Legé est une commune du département de Loire-Atlantique. Elle se trouve en Pays Nantais dans le Pays de Retz. Elle se situe à 43 km au sud de la ville de Nantes.

Des informations sur Legé

Département : Loire-Atlantique
Arrondissement : Nantes
Canton : Saint-Philbert-de-Grand-Lieu
Intercommunalité : CC Sud Retz Atlantique

Pays historique
: Le Pays Nantais
Pays traditionnel : Le Pays de Retz

Gentilé : Legéens, Legéennes
Population : 4 530 hab. (2018)
Densité : 72 hab./km²
Superficie : 63,32 km²

Adresse de la mairie : 11 rue de la Chaussée, 44650 Legé
Site internet : www.ville-lege44.fr

Communes limitrophes : Touvois Corcoué-sur-Lorgne

Toponymie de Legé

L’origine du nom vient de l’anthroponyme romain Laevius, avec e suffxe –acum.

En breton, la commune se nomme Levieg.

Histoire de la commune de Legé

La mention écrite de la paroisse de Legé apparaît, sous la forme Legiaco, en 1119 dans un document concernant l’abbaye de Tournus, preuve de l’influence des moine philibertins sur la région. Deux abbayes poitevines y fondent des prieurés à la fin du XIIe siècle.

Jusqu’à l’invasion du sud de la Loire par les Bretons, la région est l’objet d’incessantes contestations armées entre les ducs de Bretagne et les comtes de Poitou. La situation se calme avec la création d’une zone franche, les marches communes de Poitou et de Bretagne, placée sous la co-suzeraineté des deux seigneurs.
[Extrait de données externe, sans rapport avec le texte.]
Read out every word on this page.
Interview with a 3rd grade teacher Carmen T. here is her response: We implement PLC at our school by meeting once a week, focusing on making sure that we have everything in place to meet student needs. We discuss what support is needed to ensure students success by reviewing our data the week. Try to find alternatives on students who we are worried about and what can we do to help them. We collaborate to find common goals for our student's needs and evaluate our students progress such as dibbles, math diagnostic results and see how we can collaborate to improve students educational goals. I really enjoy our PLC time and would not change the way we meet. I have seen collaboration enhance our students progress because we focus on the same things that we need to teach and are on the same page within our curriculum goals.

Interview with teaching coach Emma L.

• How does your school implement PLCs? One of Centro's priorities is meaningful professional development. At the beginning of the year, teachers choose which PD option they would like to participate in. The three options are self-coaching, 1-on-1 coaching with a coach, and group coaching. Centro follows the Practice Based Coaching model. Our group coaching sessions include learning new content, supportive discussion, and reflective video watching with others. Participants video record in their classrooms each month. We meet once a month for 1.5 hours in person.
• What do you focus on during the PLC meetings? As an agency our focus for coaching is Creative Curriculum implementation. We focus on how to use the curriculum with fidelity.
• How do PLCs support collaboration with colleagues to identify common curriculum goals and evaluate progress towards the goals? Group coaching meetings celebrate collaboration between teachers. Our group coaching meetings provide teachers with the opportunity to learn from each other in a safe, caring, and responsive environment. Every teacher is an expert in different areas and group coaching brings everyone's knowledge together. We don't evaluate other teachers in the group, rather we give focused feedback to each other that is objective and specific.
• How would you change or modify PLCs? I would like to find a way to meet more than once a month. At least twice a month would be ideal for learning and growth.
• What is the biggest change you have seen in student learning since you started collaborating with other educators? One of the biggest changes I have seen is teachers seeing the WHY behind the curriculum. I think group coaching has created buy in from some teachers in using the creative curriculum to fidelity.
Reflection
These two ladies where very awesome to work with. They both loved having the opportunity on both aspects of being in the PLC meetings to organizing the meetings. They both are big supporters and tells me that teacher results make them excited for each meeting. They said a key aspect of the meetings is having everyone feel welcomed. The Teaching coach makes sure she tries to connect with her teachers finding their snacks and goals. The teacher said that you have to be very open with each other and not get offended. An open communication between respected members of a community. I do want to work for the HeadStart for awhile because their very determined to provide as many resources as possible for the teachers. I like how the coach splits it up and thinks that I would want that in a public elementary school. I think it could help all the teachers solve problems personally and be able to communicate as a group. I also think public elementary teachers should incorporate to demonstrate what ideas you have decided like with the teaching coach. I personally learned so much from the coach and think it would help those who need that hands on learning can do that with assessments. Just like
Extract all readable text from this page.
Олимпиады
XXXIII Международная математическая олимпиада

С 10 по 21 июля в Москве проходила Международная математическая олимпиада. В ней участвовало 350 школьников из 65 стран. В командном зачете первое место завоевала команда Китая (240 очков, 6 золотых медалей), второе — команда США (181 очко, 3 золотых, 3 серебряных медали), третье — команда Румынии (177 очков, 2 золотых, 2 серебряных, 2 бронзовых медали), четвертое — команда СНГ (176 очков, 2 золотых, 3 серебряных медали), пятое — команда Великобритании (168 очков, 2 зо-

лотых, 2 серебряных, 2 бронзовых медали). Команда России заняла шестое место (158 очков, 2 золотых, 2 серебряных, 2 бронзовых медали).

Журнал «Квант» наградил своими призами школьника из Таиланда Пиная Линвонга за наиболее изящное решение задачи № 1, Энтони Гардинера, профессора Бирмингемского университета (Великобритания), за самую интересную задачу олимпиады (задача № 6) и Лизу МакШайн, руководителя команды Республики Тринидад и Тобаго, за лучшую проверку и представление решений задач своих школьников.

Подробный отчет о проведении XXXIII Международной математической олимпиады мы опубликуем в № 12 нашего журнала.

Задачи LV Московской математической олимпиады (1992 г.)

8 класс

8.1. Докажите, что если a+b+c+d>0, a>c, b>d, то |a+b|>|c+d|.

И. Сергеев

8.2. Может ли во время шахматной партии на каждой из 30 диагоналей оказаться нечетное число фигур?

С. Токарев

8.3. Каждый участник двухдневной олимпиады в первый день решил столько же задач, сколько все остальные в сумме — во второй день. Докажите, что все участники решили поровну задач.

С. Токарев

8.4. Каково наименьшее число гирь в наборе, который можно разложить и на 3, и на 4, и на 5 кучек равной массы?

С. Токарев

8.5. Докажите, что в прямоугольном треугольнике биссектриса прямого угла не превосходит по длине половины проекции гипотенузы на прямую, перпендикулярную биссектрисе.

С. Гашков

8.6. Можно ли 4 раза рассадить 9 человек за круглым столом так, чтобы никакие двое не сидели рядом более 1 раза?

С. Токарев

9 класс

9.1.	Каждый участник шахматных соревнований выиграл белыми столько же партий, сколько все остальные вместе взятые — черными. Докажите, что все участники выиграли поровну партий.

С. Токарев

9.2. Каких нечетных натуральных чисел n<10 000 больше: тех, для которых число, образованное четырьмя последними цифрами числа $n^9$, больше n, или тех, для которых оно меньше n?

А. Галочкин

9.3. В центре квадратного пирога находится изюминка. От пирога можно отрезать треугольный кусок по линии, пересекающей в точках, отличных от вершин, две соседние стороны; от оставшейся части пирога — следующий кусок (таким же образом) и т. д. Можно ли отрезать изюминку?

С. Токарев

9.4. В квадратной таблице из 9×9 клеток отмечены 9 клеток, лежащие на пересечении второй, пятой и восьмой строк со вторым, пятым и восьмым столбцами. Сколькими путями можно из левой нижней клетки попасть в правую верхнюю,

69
Les contours de cette zone fluctuent au cours des siècles, mais Legé reste, jusqu’à la Révolution, capitale des basses marches avec maints avantages pour les habitants, comme l’exemption de la milice et de certains impôts, quoique, par la châtellenie de La Benate, une partie du territoire soit inféodée à la baronnie-duché de Retz.

La situation ecclésiastique n’est guère plus stable : Legé fait d’abord partie du diocèse de Nantes, puis de Poitiers, ensuite de Luçon pour enfin, en 1790 revenir à celui de Nantes.

Ayant obtenu le droit spécifique de députation aux États généraux de 1789, les Marchetons, habitants des marches, y envoient deux Legéens comme représentants du tiers états. Chef-lieu de canton, là aussi limites variables, elle fait partie de l’éphémère district de Machecoul.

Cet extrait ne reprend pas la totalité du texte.